Récemment, je lisais un article émettant l'hypothèse que tous les events se passaient hors continuité, comme des "Elseworlds", comme DCeased. Ce qui autoriserait toutes les libertés, permettrait de faire avaler toutes les morts et résurrections. En somme, ces sagas se passeraient dans des univers parallèles où tout pourrait être détruit et recomposé à loisir.
Bien entendu, ce n'est pas si simple et les éditeurs répètent à l'envi que leurs events se déroulent bien dans le même monde que les séries régulières, que les événement impactent bien les héros et les vilains impliqués. Ce sont comme des ponctuations dans une année de parution. DC a même innové en distillant sa Year of the Villain pendant tout 2019, au travers de titres phares et avec plus ou moins de fluidité. Quant à Marvel, selon la formule consacrée (et vidée de tout son sens à force d'être utilisée à chaque fois), "rien ne sera jamais plus pareil" après chaque event...

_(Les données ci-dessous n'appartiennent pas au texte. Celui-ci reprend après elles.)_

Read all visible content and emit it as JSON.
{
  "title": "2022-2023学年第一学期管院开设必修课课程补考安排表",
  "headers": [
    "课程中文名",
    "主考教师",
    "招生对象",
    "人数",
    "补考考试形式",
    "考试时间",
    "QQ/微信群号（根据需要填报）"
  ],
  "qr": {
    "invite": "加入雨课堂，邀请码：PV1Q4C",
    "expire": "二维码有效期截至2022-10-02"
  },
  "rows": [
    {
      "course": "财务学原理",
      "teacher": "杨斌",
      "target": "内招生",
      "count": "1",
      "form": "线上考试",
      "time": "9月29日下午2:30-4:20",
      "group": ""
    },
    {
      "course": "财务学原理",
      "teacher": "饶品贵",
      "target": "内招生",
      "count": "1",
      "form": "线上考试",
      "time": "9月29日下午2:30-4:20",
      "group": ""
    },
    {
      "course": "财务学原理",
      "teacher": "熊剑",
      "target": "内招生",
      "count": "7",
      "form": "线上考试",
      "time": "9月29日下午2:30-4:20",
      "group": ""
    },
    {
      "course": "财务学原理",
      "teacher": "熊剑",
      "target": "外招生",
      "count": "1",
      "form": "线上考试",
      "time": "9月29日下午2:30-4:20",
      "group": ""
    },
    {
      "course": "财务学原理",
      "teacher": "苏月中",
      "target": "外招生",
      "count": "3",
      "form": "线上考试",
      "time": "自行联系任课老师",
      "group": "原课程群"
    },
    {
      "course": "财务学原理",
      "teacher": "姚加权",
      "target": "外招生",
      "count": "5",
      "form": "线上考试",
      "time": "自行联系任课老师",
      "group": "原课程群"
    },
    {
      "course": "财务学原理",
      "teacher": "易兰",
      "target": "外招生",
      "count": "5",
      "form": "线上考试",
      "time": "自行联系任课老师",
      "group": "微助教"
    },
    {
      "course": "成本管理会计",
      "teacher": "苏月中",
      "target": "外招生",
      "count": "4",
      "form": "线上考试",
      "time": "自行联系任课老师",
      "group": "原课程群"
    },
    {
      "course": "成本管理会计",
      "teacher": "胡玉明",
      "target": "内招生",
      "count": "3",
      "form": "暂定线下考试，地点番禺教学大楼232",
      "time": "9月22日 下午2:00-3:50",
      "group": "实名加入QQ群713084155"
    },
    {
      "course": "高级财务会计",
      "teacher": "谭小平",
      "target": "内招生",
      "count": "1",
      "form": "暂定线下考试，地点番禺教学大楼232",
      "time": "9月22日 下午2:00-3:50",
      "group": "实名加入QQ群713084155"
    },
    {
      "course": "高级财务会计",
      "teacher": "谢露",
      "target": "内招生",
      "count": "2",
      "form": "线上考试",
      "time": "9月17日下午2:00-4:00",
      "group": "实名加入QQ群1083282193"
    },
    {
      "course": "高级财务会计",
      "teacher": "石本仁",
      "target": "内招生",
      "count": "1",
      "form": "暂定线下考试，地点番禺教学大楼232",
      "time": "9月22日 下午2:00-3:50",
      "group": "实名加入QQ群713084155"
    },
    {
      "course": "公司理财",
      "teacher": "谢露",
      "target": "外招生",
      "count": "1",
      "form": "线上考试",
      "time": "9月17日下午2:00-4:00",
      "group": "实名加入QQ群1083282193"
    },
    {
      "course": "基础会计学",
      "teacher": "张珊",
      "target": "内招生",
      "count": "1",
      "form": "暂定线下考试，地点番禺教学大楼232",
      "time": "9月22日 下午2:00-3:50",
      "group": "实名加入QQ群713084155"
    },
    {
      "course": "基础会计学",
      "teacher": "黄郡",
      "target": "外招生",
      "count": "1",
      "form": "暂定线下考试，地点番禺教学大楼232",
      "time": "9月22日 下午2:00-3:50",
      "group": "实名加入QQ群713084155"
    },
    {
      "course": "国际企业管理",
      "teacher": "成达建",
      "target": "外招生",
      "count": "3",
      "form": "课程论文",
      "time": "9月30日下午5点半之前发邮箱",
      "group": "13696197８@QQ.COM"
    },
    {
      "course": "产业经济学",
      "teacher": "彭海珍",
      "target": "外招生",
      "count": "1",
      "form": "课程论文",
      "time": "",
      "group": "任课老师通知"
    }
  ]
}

Tom Taylor a trouvé une parade avec DCeased puisque, là, on est effectivement pas dans la continuité, c'est un authentique "Elseworld", où tout est possible. Mais une autre option serait de revenir à ce que Jim Shooter avait mis en place dans les années 80 avec la première saga Secret Wars, qui se déployait tout en n'empêchant pas les séries régulières de continuer sans devenir des tie-in (par exemple Spider-Man apparut dans son titre avec son costume noir sans qu'on sache qu'il s'agissait d'un reliquat de son séjour sur le monde du Beyonder. Les fans étaient intrigués et il fallait attendre la fin de la saga pour comprendre le pourquoi du comment.).
DCeased en fait s'offre comme une alternative, au même titre que Mister Miracle de King et Gerads. C'est une parenthèse "auteuriste" plus habile qu'on ne le croit, et que DC se permet (contrairement à Marvel) tout en publiant Event Leviathan (qui, lui, se déroule bien dans le monde DC habituel).
C'est aussi l'occasion d'apprécier un dessin qui, sans doute, ne serait pas choisi dans une formule normale. Trevor Hairsine, même encré par Stefano Gaudiano et colorisé par Rain Breredo, a un côté sale, brut, douteux dans son graphisme. Ce n'est pas toujours joli, bien achevé, c'est même souvent limite, avec des finitions absentes, une sorte d'urgence dans le trait. Mais qui colle avec le propos puisque tout le monde est esquinté, "zombifié".
Hairsine, c'est un peu comme du Bryan Hitch moche, sans tous les détails ahurissants, ce côté touffu, impressionnant. Mais l'énergie que diffuse son dessin convient à l'histoire, qui file à une allure folle, au gré de rebondissements énormes, qui ne s'embarrasse pas davantage d'être séduisante, mais est complètement efficace.
C'est étrange, et même savoureusement paradoxal, mais cette fin du monde a quelque chose de vivifiant. Et pour ça aussi, DCeased tranche vraiment avec les conventions. Rendez-vous le 30 Octobre pour un dénouement qui s'annonce, vraiment pour le coup, définitif.